Team Input, Then Decide. By gathering the team together, you are creating opportunities for creativity, synergy, and buy-in. But this will take more time, and you may create conflict if you decide against the team’s recommendation. The key is to explain the criteria for making the decision, how the team members will be involved, what type of input you want, and set a time limit for discussion.
Majority Vote is useful when the issue is relatively inconsequential or the team is stuck. Americans are pretty comfortable with a hand vote. Ensure everyone understands what is being voted on and the rules involved before the actual vote is taken.
Minority Rule or the loudest, most overbearing voice wins. This is usually the standard default for minor team decisions and inconsequential issues. It does, however, require a team member to have the courage to speak up with an opposing viewpoint.
Unanimous. The hardest strategy to achieve, all team members must agree on a specific position.
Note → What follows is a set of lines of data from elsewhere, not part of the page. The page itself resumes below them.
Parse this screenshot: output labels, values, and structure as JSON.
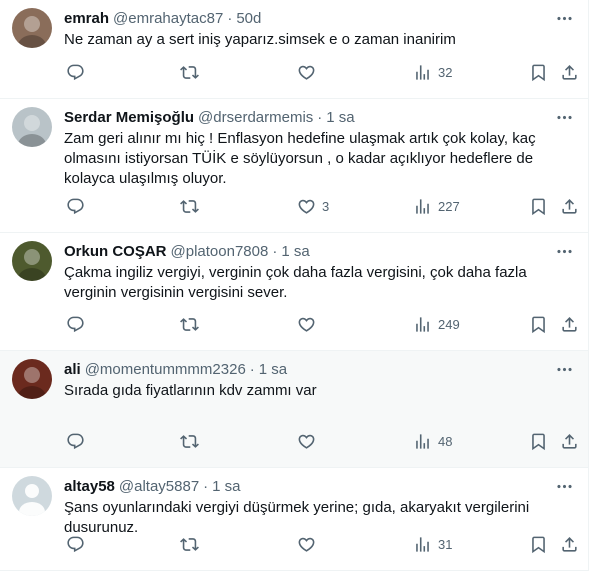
{
  "tweets": [
    {
      "name": "emrah",
      "handle": "@emrahaytac87",
      "sep": "·",
      "time": "50d",
      "text": "Ne zaman ay a sert iniş yaparız.simsek e o zaman inanirim",
      "replies": "",
      "reposts": "",
      "likes": "",
      "views": "32",
      "highlighted": false,
      "avatar_color": "#8a6d5a"
    },
    {
      "name": "Serdar Memişoğlu",
      "handle": "@drserdarmemis",
      "sep": "·",
      "time": "1 sa",
      "text": "Zam geri alınır mı hiç ! Enflasyon hedefine ulaşmak artık çok kolay, kaç olmasını istiyorsan TÜİK e söylüyorsun , o kadar açıklıyor hedeflere de kolayca ulaşılmış oluyor.",
      "replies": "",
      "reposts": "",
      "likes": "3",
      "views": "227",
      "highlighted": false,
      "avatar_color": "#b9c3c8"
    },
    {
      "name": "Orkun COŞAR",
      "handle": "@platoon7808",
      "sep": "·",
      "time": "1 sa",
      "text": "Çakma ingiliz vergiyi, verginin çok daha fazla vergisini, çok daha fazla verginin vergisinin vergisini sever.",
      "replies": "",
      "reposts": "",
      "likes": "",
      "views": "249",
      "highlighted": false,
      "avatar_color": "#4e5a2e"
    },
    {
      "name": "ali",
      "handle": "@momentummmm2326",
      "sep": "·",
      "time": "1 sa",
      "text": "Sırada gıda fiyatlarının kdv zammı var",
      "replies": "",
      "reposts": "",
      "likes": "",
      "views": "48",
      "highlighted": true,
      "avatar_color": "#6b2a1e"
    },
    {
      "name": "altay58",
      "handle": "@altay5887",
      "sep": "·",
      "time": "1 sa",
      "text": "Şans oyunlarındaki vergiyi düşürmek yerine; gıda, akaryakıt vergilerini dusurunuz.",
      "replies": "",
      "reposts": "",
      "likes": "",
      "views": "31",
      "highlighted": false,
      "avatar_color": "#cfd9de"
    }
  ]
}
This strategy is not recommended unless you must have all team members agree.
Consensus. Everyone can live with and support the decision upon implementation. For important issues where the team needs to educate themselves on the positions and issues, as well as implement the decision, most teams aim for consensus. The key is to explain exactly what consensus means — the team can and will not only live with the decision but will support it upon implementation. Outline any constraints on the decision (time, financial, resources, political). Agree on a “fallback” strategy within a prescribed period of time, or you may never agree!
Regardless of which strategy you choose, every team member should know how the decision is going to be made and the guidelines involved.
Take a look at how your team makes decisions. Do you use a broad range of strategies, depending on the situation, or are you stuck using just a few? As a team, discuss how you might improve the ways your team makes decisions.